I want to display the entire (or partial) textual content of 400+ documents I have in a Corpus. To do so I've used the function writeLines
but it doesn't return the actual text contained in the document, instead it returns this:
list(list(content = c("", ""), meta = list(author = character(0), atetimestamp = list(sec = 33.0082728862762, min = 22, hour = 12, mday = 5, mon = 8, year = 116, wday = 1, yday = 248, isdst = 0), description = character(0), heading......
This is how I've coded:
library(tm)
library(SnowballC)
#Partition each cell in Excel into separate document
textdata <- read.csv("C:/Users/biat/Documents/survey/openanswers.csv", header = FALSE)
require(tm)
doc <- Corpus(DataframeSource(textdata), readerControl = list(language="swedish"))

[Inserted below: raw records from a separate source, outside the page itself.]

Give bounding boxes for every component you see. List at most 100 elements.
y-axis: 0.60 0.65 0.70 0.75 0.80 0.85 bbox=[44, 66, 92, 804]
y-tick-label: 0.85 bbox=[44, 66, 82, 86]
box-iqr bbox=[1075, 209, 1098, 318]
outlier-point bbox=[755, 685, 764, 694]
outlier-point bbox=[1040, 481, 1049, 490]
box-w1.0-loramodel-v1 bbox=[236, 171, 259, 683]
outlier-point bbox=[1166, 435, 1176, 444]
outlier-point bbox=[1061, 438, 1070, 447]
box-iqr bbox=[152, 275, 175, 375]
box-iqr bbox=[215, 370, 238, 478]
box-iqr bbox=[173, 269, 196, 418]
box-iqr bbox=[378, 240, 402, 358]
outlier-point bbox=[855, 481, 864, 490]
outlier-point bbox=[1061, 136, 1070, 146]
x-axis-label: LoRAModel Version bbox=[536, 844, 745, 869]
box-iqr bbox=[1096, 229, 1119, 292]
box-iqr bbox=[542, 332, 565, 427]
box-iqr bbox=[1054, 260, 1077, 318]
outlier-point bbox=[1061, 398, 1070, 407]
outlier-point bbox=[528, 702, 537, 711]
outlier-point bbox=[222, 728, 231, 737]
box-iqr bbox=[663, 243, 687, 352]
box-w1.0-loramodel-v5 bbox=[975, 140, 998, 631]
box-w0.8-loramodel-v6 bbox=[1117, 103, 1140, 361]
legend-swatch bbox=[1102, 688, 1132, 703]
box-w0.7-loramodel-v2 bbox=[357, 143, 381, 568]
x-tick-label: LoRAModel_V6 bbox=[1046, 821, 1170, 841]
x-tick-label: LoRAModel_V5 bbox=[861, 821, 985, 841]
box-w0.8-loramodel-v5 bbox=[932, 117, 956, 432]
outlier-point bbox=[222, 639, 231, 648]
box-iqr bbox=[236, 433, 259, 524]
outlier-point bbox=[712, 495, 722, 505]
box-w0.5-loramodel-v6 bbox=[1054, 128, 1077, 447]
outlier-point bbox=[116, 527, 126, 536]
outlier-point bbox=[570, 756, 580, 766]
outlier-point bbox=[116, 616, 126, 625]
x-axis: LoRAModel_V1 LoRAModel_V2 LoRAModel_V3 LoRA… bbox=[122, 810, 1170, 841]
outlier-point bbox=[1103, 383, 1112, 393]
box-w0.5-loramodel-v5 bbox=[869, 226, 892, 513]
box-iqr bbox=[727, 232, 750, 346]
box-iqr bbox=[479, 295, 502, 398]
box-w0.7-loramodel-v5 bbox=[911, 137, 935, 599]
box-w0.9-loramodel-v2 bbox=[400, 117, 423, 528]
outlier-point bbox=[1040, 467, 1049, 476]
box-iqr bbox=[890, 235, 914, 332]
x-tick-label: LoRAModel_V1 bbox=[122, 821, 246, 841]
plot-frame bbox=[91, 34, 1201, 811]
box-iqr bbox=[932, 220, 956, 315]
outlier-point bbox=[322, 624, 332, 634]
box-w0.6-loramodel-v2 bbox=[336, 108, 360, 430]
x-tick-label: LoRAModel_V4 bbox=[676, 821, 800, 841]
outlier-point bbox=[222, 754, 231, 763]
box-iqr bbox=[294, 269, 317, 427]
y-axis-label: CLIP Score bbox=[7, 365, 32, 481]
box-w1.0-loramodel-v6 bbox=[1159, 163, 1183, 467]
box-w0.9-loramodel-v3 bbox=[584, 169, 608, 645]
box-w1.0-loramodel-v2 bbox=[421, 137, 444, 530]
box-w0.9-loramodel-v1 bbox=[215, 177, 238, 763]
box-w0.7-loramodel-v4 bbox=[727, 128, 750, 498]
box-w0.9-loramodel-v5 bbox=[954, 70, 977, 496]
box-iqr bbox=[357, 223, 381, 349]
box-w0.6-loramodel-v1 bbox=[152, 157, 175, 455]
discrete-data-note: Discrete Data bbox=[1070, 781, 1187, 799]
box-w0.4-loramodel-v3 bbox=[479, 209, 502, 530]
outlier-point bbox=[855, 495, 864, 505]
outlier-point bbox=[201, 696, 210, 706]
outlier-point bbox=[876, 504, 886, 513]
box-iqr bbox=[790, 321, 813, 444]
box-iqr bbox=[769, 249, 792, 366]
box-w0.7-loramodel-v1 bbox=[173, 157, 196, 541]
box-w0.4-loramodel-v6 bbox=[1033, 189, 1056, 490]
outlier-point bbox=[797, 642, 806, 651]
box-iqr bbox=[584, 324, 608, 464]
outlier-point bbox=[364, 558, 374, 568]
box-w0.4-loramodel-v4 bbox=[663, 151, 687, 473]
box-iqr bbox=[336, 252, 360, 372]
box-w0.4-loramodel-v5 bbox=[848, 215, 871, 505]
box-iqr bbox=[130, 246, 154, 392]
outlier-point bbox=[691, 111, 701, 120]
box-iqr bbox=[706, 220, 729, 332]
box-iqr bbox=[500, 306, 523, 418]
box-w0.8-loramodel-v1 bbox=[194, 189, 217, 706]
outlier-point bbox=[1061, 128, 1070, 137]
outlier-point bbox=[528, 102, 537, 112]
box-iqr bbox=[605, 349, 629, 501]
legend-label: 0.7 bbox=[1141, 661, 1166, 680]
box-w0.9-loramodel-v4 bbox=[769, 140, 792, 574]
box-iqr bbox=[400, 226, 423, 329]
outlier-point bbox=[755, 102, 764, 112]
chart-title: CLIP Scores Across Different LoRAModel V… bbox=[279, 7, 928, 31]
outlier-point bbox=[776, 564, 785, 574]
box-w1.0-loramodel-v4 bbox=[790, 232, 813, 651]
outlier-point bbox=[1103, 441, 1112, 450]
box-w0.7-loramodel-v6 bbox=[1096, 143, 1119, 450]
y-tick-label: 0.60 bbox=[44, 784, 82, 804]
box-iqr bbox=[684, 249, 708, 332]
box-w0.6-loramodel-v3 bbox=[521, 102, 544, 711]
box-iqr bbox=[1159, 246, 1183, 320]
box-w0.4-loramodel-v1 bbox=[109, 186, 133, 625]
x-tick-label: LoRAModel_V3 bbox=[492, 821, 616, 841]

writeLines(as.character(doc))
Does the problem lie in the R-code or in the CSV file? When I've used writeLines
together with DirSource
it returns the text. Anyone know how to suppress the info it returns above and how to retrieve only the text in the document?
try the following to have the text printed to your console, this is what you ask for if I understand well?
library(tm)
data("crude") # example set from tm
output <- sapply( crude, function(x) x$content) #get the content from your object
cat(output) # have your text outputted
ps: try and supply a reproducible example for your questions